On the hardness of the noncommutative determinant

TL;DR

This paper investigates the computational difficulty of calculating the noncommutative determinant, establishing its deep connections to the permanent problem and demonstrating its inherent complexity through various reductions.

Contribution

It proves that small circuits for the noncommutative determinant imply small circuits for the permanent, highlighting the problem's computational hardness.

Findings

Small noncommutative determinant circuits imply small permanent circuits.

Computing the permanent reduces to computing a large noncommutative determinant.

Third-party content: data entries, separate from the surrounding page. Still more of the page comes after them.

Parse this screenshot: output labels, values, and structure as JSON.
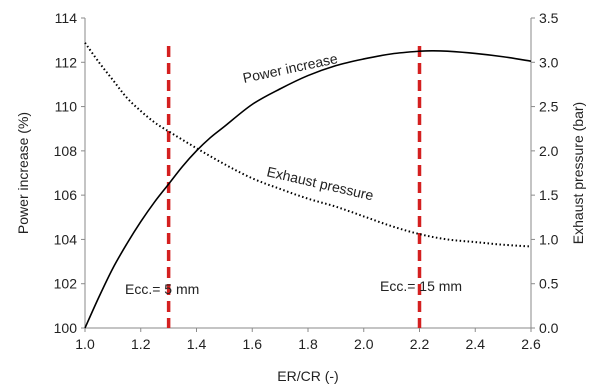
{
  "chart_data": {
    "type": "line",
    "title": "",
    "xlabel": "ER/CR (-)",
    "ylabel_left": "Power increase (%)",
    "ylabel_right": "Exhaust pressure  (bar)",
    "xlim": [
      1.0,
      2.6
    ],
    "xticks": [
      "1.0",
      "1.2",
      "1.4",
      "1.6",
      "1.8",
      "2.0",
      "2.2",
      "2.4",
      "2.6"
    ],
    "ylim_left": [
      100,
      114
    ],
    "yticks_left": [
      "100",
      "102",
      "104",
      "106",
      "108",
      "110",
      "112",
      "114"
    ],
    "ylim_right": [
      0.0,
      3.5
    ],
    "yticks_right": [
      "0.0",
      "0.5",
      "1.0",
      "1.5",
      "2.0",
      "2.5",
      "3.0",
      "3.5"
    ],
    "grid": false,
    "series": [
      {
        "name": "Power increase",
        "axis": "left",
        "style": "solid",
        "color": "#000000",
        "x": [
          1.0,
          1.05,
          1.1,
          1.15,
          1.2,
          1.25,
          1.3,
          1.35,
          1.4,
          1.45,
          1.5,
          1.6,
          1.7,
          1.8,
          1.9,
          2.0,
          2.1,
          2.2,
          2.25,
          2.3,
          2.4,
          2.5,
          2.6
        ],
        "values": [
          100.0,
          101.4,
          102.7,
          103.8,
          104.8,
          105.7,
          106.5,
          107.3,
          108.0,
          108.6,
          109.1,
          110.1,
          110.8,
          111.4,
          111.85,
          112.15,
          112.38,
          112.5,
          112.52,
          112.5,
          112.4,
          112.25,
          112.05
        ]
      },
      {
        "name": "Exhaust pressure",
        "axis": "right",
        "style": "dotted",
        "color": "#000000",
        "x": [
          1.0,
          1.05,
          1.1,
          1.15,
          1.2,
          1.25,
          1.3,
          1.4,
          1.5,
          1.6,
          1.7,
          1.8,
          1.9,
          2.0,
          2.1,
          2.2,
          2.3,
          2.4,
          2.5,
          2.6
        ],
        "values": [
          3.22,
          3.0,
          2.8,
          2.6,
          2.45,
          2.32,
          2.22,
          2.03,
          1.85,
          1.69,
          1.57,
          1.46,
          1.37,
          1.26,
          1.15,
          1.06,
          1.0,
          0.97,
          0.94,
          0.92
        ]
      }
    ],
    "reference_lines": [
      {
        "x": 1.3,
        "label": "Ecc.= 5 mm",
        "color": "#d42020",
        "style": "dashed"
      },
      {
        "x": 2.2,
        "label": "Ecc.= 15 mm",
        "color": "#d42020",
        "style": "dashed"
      }
    ]
  }
}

Permanent over rationals reduces to noncommutative determinant over Clifford algebras.

Abstract

In this paper we study the computational complexity of computing the noncommutative determinant. We first consider the arithmetic circuit complexity of computing the noncommutative determinant polynomial. Then, more generally, we also examine the complexity of computing the determinant (as a function) over noncommutative domains. Our hardness results are summarized below: 1. We show that if the noncommutative determinant polynomial has small noncommutative arithmetic circuits then so does the noncommutative permanent. Consequently, the commutative permanent polynomial has small commutative arithmetic circuits. 2. For any field F we show that computing the n X n permanent over F is polynomial-time reducible to computing the 2n X 2n (noncommutative) determinant whose entries are O(n^2) X O(n^2) matrices over the field F. 3. We also derive as a consequence that computing the n X n permanent over nonnegative rationals is polynomial-time reducible to computing the noncommutative determinant over Clifford algebras of n^{O(1)} dimension. Our techniques are elementary and use primarily the notion of the Hadamard Product of noncommutative polynomials.